Das gilt im Makro- genauso wie im Mikrokosmos. Petra Winter, Verlegerin der Zeitschrift „Madame“, bestärkt ihre Geschlechtsgenossinnen deshalb auch dazu, zu tun, was Frauen sich viel zu selten trauen: von eigenen Erfolgen zu erzählen und nicht immer brav bescheiden zu sein. Sie erinnert in dem Museum, das mancher schon für ein Schloss gehalten hat, an einen Ausspruch von Queen Elizabeth II.: „Never explain, never complain!“ – erkläre dich nie, beschwere dich nie. Nicht das schlechteste Motto für ein erfolgreiches (Berufs-) Leben.

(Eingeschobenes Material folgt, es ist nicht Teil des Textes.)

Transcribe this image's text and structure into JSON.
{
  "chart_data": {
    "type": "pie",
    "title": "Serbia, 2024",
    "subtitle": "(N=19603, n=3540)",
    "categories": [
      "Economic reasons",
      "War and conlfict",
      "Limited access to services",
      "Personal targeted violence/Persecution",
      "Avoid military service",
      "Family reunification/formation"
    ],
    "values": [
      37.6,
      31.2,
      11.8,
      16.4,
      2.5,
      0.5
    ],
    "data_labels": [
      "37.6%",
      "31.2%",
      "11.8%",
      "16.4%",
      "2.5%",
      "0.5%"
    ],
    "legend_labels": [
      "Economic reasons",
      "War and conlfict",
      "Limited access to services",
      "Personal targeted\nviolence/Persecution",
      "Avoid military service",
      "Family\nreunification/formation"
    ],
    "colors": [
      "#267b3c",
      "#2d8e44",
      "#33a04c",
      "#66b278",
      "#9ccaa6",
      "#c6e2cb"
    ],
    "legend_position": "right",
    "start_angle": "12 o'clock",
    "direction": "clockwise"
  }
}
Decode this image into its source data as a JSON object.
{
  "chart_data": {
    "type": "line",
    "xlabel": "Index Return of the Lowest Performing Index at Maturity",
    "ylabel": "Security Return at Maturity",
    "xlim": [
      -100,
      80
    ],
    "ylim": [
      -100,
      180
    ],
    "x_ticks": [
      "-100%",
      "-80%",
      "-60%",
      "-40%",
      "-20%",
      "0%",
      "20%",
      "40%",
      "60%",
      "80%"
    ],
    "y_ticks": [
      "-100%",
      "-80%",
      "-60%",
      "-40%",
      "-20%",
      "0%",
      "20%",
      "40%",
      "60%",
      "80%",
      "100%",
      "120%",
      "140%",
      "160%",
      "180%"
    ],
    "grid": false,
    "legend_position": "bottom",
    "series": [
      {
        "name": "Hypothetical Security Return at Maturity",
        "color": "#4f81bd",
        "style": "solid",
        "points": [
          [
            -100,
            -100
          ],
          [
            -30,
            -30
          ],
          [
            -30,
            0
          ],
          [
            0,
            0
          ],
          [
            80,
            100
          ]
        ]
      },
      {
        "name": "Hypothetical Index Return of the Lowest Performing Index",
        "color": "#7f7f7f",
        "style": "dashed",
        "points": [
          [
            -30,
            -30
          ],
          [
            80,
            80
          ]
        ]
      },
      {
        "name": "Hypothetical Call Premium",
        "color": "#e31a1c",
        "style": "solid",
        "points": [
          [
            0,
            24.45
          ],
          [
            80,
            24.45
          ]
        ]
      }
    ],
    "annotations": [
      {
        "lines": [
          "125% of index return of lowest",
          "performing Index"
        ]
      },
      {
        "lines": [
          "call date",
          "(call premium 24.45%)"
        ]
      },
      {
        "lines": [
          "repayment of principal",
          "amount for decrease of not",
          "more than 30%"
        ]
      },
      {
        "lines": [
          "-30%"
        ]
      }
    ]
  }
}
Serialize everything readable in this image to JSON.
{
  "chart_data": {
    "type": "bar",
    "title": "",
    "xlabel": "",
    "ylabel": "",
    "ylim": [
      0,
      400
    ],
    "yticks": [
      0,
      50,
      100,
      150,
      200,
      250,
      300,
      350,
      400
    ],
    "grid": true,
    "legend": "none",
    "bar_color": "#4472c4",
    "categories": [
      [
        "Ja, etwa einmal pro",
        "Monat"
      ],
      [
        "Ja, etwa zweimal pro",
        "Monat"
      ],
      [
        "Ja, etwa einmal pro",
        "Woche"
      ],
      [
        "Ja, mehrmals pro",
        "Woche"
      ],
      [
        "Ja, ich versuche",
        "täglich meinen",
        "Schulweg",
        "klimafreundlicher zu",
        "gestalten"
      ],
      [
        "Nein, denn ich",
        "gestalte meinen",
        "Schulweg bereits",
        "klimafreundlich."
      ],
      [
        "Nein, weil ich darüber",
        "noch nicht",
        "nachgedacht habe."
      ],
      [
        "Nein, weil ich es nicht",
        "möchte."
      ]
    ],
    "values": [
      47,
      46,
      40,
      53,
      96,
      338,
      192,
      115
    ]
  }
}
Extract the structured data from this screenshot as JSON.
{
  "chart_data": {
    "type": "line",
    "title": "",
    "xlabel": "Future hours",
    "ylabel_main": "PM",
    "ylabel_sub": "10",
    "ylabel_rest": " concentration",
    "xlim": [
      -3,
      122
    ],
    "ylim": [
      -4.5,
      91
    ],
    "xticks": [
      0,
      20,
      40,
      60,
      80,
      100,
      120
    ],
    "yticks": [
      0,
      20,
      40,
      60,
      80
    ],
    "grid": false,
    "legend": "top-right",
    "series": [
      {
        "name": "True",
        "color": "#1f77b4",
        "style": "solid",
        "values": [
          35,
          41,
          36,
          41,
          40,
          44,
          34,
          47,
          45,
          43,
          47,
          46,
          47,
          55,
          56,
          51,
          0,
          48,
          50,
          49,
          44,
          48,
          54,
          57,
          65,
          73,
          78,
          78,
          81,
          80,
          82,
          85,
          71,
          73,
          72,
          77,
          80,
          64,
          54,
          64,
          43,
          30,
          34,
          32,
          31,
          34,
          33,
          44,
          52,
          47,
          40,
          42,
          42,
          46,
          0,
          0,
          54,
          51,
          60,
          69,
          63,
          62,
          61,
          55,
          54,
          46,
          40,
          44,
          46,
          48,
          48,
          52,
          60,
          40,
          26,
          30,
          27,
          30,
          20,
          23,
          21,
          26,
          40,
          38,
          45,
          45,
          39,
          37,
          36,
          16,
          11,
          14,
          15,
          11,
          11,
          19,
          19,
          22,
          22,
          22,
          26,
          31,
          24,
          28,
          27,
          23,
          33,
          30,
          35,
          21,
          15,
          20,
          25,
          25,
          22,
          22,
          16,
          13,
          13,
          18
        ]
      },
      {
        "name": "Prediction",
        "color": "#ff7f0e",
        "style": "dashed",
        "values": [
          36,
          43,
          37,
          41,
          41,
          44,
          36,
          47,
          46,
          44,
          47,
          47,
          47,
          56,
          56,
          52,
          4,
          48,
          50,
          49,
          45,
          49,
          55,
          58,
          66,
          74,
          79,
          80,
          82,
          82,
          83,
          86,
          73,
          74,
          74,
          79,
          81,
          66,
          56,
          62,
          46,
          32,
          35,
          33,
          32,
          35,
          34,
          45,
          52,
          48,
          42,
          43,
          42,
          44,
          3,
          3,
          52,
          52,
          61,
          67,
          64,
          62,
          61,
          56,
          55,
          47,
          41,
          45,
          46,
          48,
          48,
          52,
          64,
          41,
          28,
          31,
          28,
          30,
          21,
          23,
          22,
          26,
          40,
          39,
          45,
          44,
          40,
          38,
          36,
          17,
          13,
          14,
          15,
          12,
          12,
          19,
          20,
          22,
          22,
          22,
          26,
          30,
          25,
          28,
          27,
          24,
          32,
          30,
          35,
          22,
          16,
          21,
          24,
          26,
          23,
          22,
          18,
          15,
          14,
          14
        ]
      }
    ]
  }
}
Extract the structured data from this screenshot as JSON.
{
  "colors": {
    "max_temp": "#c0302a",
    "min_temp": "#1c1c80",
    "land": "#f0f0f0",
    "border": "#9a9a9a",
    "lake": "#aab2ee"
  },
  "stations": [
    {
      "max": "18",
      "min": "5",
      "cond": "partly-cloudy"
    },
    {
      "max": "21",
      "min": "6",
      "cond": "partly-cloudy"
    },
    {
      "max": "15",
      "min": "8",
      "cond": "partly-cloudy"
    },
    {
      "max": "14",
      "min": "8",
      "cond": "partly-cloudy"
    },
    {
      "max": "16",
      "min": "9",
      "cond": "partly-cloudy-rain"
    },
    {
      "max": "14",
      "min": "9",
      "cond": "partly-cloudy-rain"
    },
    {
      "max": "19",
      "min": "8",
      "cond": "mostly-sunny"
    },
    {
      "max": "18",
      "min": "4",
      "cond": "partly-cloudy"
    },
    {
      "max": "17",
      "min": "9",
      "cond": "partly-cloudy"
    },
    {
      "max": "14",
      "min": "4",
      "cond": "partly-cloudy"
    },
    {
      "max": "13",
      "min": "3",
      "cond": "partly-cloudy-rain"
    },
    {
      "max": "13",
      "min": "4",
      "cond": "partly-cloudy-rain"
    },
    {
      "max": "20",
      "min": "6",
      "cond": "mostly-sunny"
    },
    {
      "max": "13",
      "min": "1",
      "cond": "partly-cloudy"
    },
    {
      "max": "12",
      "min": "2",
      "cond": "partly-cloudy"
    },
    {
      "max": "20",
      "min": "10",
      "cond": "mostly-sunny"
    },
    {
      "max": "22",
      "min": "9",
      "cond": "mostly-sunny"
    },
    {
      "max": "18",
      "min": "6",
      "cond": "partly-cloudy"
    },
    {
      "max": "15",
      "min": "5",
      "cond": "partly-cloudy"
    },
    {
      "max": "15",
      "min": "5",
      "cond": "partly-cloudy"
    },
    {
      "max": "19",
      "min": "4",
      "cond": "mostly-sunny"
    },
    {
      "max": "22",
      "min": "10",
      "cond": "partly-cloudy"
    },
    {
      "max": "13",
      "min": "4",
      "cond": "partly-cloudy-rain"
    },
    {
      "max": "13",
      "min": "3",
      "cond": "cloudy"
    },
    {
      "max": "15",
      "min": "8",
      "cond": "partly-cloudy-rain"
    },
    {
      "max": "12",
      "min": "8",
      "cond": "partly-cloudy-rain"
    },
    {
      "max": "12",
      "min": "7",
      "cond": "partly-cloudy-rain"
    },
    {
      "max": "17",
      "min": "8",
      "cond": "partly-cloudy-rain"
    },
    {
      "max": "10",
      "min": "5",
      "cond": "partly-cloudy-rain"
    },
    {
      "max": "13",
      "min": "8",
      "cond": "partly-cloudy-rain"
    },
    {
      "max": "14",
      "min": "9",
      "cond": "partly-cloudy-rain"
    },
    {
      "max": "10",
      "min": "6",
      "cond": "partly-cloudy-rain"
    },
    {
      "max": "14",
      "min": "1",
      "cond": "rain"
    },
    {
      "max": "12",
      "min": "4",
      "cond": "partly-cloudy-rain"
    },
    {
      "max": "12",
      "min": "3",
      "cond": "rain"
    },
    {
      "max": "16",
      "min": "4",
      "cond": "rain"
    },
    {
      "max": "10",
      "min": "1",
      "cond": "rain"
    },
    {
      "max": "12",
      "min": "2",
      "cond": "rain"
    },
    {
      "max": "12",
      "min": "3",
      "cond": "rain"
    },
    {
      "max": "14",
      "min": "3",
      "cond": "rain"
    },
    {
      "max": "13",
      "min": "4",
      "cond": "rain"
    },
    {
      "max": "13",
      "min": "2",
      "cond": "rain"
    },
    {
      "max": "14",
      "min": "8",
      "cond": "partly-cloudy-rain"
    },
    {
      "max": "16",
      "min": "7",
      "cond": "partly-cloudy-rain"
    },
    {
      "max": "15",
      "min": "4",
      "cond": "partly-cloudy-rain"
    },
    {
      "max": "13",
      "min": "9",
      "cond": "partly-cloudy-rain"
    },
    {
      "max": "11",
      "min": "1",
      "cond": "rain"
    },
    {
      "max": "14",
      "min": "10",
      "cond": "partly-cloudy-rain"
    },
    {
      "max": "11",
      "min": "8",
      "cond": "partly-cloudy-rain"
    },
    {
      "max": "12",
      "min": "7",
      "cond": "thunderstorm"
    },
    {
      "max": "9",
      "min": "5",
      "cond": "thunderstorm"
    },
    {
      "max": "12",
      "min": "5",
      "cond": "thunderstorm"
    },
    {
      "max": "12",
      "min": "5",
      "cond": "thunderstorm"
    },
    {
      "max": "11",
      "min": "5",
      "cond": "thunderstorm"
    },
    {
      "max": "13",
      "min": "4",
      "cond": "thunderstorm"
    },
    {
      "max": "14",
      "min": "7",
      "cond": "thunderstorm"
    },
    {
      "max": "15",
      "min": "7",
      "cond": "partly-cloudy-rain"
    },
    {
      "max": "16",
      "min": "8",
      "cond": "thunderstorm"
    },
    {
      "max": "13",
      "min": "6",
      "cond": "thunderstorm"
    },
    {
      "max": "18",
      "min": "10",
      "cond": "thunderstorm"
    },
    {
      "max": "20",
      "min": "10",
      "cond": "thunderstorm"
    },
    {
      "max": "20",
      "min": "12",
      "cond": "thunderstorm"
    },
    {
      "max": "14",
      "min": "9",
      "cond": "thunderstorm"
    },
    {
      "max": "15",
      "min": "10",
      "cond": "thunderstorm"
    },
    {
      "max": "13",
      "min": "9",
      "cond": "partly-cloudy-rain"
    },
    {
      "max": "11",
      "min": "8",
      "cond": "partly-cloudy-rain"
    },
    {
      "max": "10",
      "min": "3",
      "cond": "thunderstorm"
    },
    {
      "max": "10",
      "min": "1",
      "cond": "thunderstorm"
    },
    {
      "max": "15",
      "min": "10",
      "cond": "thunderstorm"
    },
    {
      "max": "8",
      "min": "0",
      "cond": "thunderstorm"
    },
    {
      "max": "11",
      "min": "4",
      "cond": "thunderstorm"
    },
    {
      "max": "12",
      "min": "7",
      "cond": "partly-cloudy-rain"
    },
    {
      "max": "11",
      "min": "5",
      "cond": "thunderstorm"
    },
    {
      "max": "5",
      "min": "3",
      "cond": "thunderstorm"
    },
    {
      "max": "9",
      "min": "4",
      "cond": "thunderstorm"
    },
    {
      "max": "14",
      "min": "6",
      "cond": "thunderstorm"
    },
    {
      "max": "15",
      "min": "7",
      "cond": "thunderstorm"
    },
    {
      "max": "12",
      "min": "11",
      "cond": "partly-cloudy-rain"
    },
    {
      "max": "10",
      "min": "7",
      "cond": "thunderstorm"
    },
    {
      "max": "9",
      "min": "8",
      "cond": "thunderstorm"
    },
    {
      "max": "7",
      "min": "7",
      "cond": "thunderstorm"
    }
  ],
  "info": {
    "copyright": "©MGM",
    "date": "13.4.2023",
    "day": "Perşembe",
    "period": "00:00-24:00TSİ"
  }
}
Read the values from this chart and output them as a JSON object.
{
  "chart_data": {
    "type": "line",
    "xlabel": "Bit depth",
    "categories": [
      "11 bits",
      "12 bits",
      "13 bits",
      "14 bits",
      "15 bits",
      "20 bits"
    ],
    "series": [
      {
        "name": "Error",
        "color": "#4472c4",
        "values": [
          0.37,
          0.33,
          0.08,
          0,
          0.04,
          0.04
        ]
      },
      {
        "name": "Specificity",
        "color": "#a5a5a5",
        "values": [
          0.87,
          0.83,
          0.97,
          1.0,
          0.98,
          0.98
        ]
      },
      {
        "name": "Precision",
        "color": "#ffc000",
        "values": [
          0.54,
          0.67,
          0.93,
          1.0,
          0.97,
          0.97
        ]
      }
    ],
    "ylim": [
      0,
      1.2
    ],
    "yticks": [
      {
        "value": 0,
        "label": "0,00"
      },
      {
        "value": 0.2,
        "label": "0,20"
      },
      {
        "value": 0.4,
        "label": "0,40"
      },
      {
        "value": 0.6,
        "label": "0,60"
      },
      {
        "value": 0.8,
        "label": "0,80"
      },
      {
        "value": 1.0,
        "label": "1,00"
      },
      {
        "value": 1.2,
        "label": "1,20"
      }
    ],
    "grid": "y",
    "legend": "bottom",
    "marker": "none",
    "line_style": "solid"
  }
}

Und weil man gemeinsam einfach mehr erreicht, glaubt Sonja Lechner unermüdlich an die Kraft von Netzwerken. Und an die Kraft der Kunst. Nach dem Lunch geht’s durchs Haus, erleben die Gäste Führungen zu Tilman Riemenschneider, Elfenbein, Porzellan und Kostüm. „Ich freue mich, dass so viele Damen hierher und nicht auf die Wiesn gegangen sind“, meinte einer der wenigen Herren an diesem Mittag, Willi Bonke (Premium Cars Rosenheim) zur Begrüßung. Frauen wie Corry Müller-Vivil, Susanne Porsche oder Felicitas von Lovenberg haben es gern getan. Denn sie wissen ja: Auf dem Oktoberfest lässt sich munter die Welt vergessen. Wer nicht nur die Leber, sondern den Geist stimulieren möchte, der kommt ins Museum. Gilt übrigens zu jeder Jahreszeit.